As you watch the video please think about the following questions:

  • What is the Holocene, and why does it matter to development/civilization?
  • Note that the Holocene began about 12,000 years ago. Why is this time significant?
  • What is the boundary for climate change?
  • So, humanity is pulling nitrogen from the atmosphere and converting it to other forms. How are we doing this? With what process? Why are we doing this?
  • Are the boundaries isolated issues or are they interrelated?

Details of the research project can be found at the Stockholm Resilience Centre website. Pay particular attention to recent updates to the Planetary Boundaries model.

As discussed in the video, the Holocene is the most recent epoch of Earth’s history. For the last 12,000 years or so, conditions on Earth have been relatively stable. This can be seen in data from ice cores in Antarctica and Greenland:

Graph of Data Points from Ice Cores: Explained Below
Figure 9.1 Isotope Data for Antarctica and Greenland Ice Cores
Credit: Ice Core Isotope by Leland McInnes from Wikimedia Commons is licensed under CC BY-SA 3.0

Note that in this graph, time proceeds to the left, meaning that today is at the left edge of the graph and points further to the right are further into the past. The graph shows concentrations of isotopes of hydrogen and oxygen at different times. Ice sheets build gradually over time; the chemical composition of a layer of the ice depends on the chemical composition of Earth’s atmosphere at the time. An ice core is a long cylinder that we remove from the ice sheet, giving us a sample of information about Earth’s atmosphere over long times. Ice cores are valuable sources of information about Earth’s history, which helps us understand how the Earth system works and, in turn, what Earth may be like in the future.

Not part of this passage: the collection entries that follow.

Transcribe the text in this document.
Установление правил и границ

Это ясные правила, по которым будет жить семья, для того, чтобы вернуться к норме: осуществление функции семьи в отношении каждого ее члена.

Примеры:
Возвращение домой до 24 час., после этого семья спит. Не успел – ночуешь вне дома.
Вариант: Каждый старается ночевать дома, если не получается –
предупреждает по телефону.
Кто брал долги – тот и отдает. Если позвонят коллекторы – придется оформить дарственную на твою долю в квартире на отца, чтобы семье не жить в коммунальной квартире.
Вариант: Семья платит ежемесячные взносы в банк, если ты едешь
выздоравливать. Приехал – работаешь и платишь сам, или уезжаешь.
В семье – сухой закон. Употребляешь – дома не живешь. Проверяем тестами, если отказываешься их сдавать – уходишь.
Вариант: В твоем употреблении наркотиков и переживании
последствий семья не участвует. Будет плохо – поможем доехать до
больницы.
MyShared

The important point to understand from the ice core graph is that the last 12,000 years or so have been relatively stable on Earth. It is during this period of stability that human civilization emerged. No one knows for sure whether civilization would have emerged without this period of stability, but we have strong reason to believe that the stability played an important role. Stable conditions made developing agriculture much easier since our ancestors could breed plants customized for stable local growing conditions. This may explain why – as we saw in Module 5 – agriculture emerged in several parts of the world within the last 12,000 years, but had not emerged anywhere else prior to then. For those of you interested in religion and its history, you might even ask whether it is a coincidence that in the Judeo-Christian tradition, the world (and everything else) was created about 6,000 years ago… and that this tradition originated in the Fertile Crescent.

So, what does this all have to do with climate change? Simply put, climate change threatens to cross a planetary boundary, to put the Earth system into a new state, a state different from that in which civilization emerged. Our civilization remains highly customized to Holocene Earth. Climate change may force us to make major adaptations. At this time, it is uncertain whether civilization can survive climate change intact.

Intellectually, we’re going to need a lot of resources to understand climate change and what to do about it. That’s what the rest of this module is about.